Estava sóbrio, e fui-me
embebedar.
Escuta, ouve esta
doença a cavalgar pela atmosfera como um trovão a atravessar-se no meio do
caminho, a esmagar o resto das partes atomizadas que restam desta humanidade
que já não nos pertence.
Que negócios são estes
que nos derrotam à priori, criados por homens que se esqueceram por completo da
generalidade da vida. Feitos os seus “negócios”, sentam-se nas poltronas a
fumar os charutos e a sentirem-se todo-poderosos sem compreender a miserável
condição que estenderam à escala global. Os que mandam riem-se no topo dos seus
templos de cristal, os que mandam fazem o que querem sem nunca sentir, os que
mandam consideram-se homens de ação, e espezinham a humanidade amorfa e frágil
que se entretêm a escravizar.

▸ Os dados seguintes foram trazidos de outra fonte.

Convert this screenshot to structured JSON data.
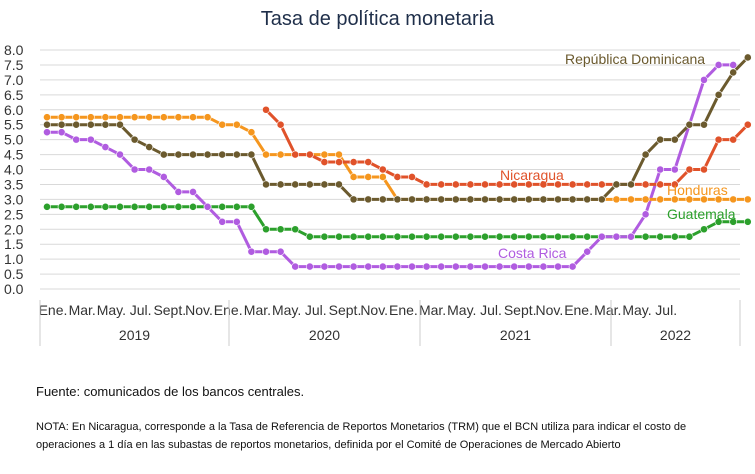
{
  "title": "Tasa de política monetaria",
  "source": "Fuente: comunicados de los bancos centrales.",
  "note": "NOTA: En Nicaragua, corresponde a la Tasa de Referencia de Reportos Monetarios (TRM) que el BCN utiliza para indicar el costo de operaciones a 1 día en las subastas de reportos monetarios, definida por el Comité de Operaciones de Mercado Abierto",
  "chart_data": {
    "type": "line",
    "title": "Tasa de política monetaria",
    "x_month_tick_labels": [
      "Ene.",
      "Mar.",
      "May.",
      "Jul.",
      "Sept.",
      "Nov."
    ],
    "x_month_tick_labels_2022": [
      "Ene.",
      "Mar.",
      "May.",
      "Jul."
    ],
    "years": [
      "2019",
      "2020",
      "2021",
      "2022"
    ],
    "ylim": [
      0,
      8
    ],
    "yticks": [
      "0.0",
      "0.5",
      "1.0",
      "1.5",
      "2.0",
      "2.5",
      "3.0",
      "3.5",
      "4.0",
      "4.5",
      "5.0",
      "5.5",
      "6.0",
      "6.5",
      "7.0",
      "7.5",
      "8.0"
    ],
    "grid": true,
    "legend": "labels placed next to lines",
    "series": [
      {
        "name": "República Dominicana",
        "color": "#6b5a2e",
        "start_month": 0,
        "values": [
          5.5,
          5.5,
          5.5,
          5.5,
          5.5,
          5.5,
          5.0,
          4.75,
          4.5,
          4.5,
          4.5,
          4.5,
          4.5,
          4.5,
          4.5,
          3.5,
          3.5,
          3.5,
          3.5,
          3.5,
          3.5,
          3.0,
          3.0,
          3.0,
          3.0,
          3.0,
          3.0,
          3.0,
          3.0,
          3.0,
          3.0,
          3.0,
          3.0,
          3.0,
          3.0,
          3.0,
          3.0,
          3.0,
          3.0,
          3.5,
          3.5,
          4.5,
          5.0,
          5.0,
          5.5,
          5.5,
          6.5,
          7.25,
          7.75
        ]
      },
      {
        "name": "Nicaragua",
        "color": "#e0522a",
        "start_month": 15,
        "values": [
          6.0,
          5.5,
          4.5,
          4.5,
          4.25,
          4.25,
          4.25,
          4.25,
          4.0,
          3.75,
          3.75,
          3.5,
          3.5,
          3.5,
          3.5,
          3.5,
          3.5,
          3.5,
          3.5,
          3.5,
          3.5,
          3.5,
          3.5,
          3.5,
          3.5,
          3.5,
          3.5,
          3.5,
          3.5,
          4.0,
          4.0,
          5.0,
          5.0,
          5.5
        ]
      },
      {
        "name": "Honduras",
        "color": "#f5961e",
        "start_month": 0,
        "values": [
          5.75,
          5.75,
          5.75,
          5.75,
          5.75,
          5.75,
          5.75,
          5.75,
          5.75,
          5.75,
          5.75,
          5.75,
          5.5,
          5.5,
          5.25,
          4.5,
          4.5,
          4.5,
          4.5,
          4.5,
          4.5,
          3.75,
          3.75,
          3.75,
          3.0,
          3.0,
          3.0,
          3.0,
          3.0,
          3.0,
          3.0,
          3.0,
          3.0,
          3.0,
          3.0,
          3.0,
          3.0,
          3.0,
          3.0,
          3.0,
          3.0,
          3.0,
          3.0,
          3.0,
          3.0,
          3.0,
          3.0,
          3.0,
          3.0
        ]
      },
      {
        "name": "Guatemala",
        "color": "#2ca02c",
        "start_month": 0,
        "values": [
          2.75,
          2.75,
          2.75,
          2.75,
          2.75,
          2.75,
          2.75,
          2.75,
          2.75,
          2.75,
          2.75,
          2.75,
          2.75,
          2.75,
          2.75,
          2.0,
          2.0,
          2.0,
          1.75,
          1.75,
          1.75,
          1.75,
          1.75,
          1.75,
          1.75,
          1.75,
          1.75,
          1.75,
          1.75,
          1.75,
          1.75,
          1.75,
          1.75,
          1.75,
          1.75,
          1.75,
          1.75,
          1.75,
          1.75,
          1.75,
          1.75,
          1.75,
          1.75,
          1.75,
          1.75,
          2.0,
          2.25,
          2.25,
          2.25
        ]
      },
      {
        "name": "Costa Rica",
        "color": "#b05ce0",
        "start_month": 0,
        "values": [
          5.25,
          5.25,
          5.0,
          5.0,
          4.75,
          4.5,
          4.0,
          4.0,
          3.75,
          3.25,
          3.25,
          2.75,
          2.25,
          2.25,
          1.25,
          1.25,
          1.25,
          0.75,
          0.75,
          0.75,
          0.75,
          0.75,
          0.75,
          0.75,
          0.75,
          0.75,
          0.75,
          0.75,
          0.75,
          0.75,
          0.75,
          0.75,
          0.75,
          0.75,
          0.75,
          0.75,
          0.75,
          1.25,
          1.75,
          1.75,
          1.75,
          2.5,
          4.0,
          4.0,
          5.5,
          7.0,
          7.5,
          7.5
        ]
      }
    ]
  }
}
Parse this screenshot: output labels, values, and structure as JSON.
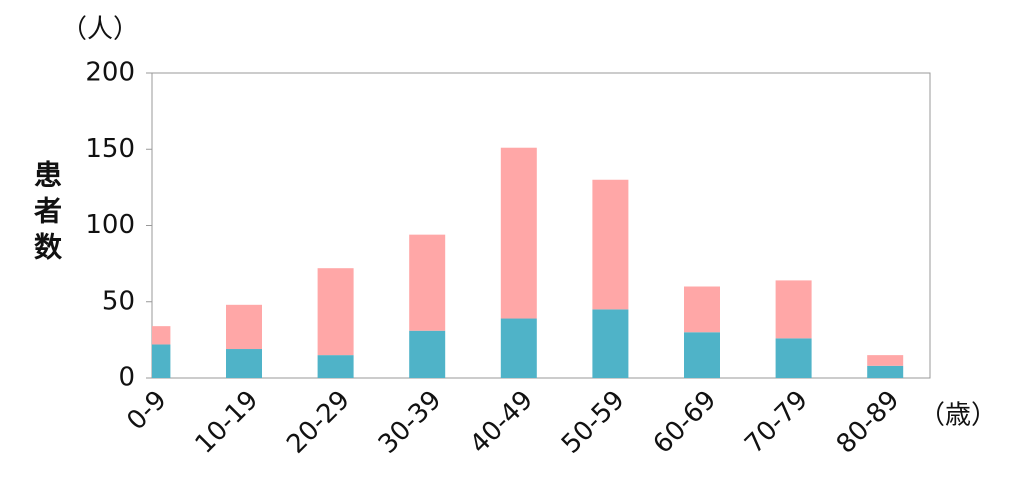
{
  "chart_data": {
    "type": "stacked_bar",
    "y_unit": "（人）",
    "y_label": "患者数",
    "x_unit": "（歳）",
    "categories": [
      "0-9",
      "10-19",
      "20-29",
      "30-39",
      "40-49",
      "50-59",
      "60-69",
      "70-79",
      "80-89"
    ],
    "series": [
      {
        "color": "#4fb3c8",
        "values": [
          22,
          19,
          15,
          31,
          39,
          45,
          30,
          26,
          8
        ]
      },
      {
        "color": "#ffa7a7",
        "values": [
          12,
          29,
          57,
          63,
          112,
          85,
          30,
          38,
          7
        ]
      }
    ],
    "ylim": [
      0,
      200
    ],
    "yticks": [
      0,
      50,
      100,
      150,
      200
    ],
    "grid": false
  }
}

Contemplam o espetáculo dantesco deste mundo, a
confusão grandiosa de impérios e culturas, e deliciam-se com o cheiro a novo,
um cheiro que dura menos que um pequeno instante, pois existem milhares de
novos “negócios” para tratar. Um Natal feito de escravatura é a lei da vida, e
não há outra lei…
A afirmação suprema de
todos os propósitos reside na abdicação estática do Buda, e tal como o Mago
afirmou, este mundo é coisas destacadas e arestas diferentes; mas, se somos
míopes, é uma névoa insuficiente e contínua.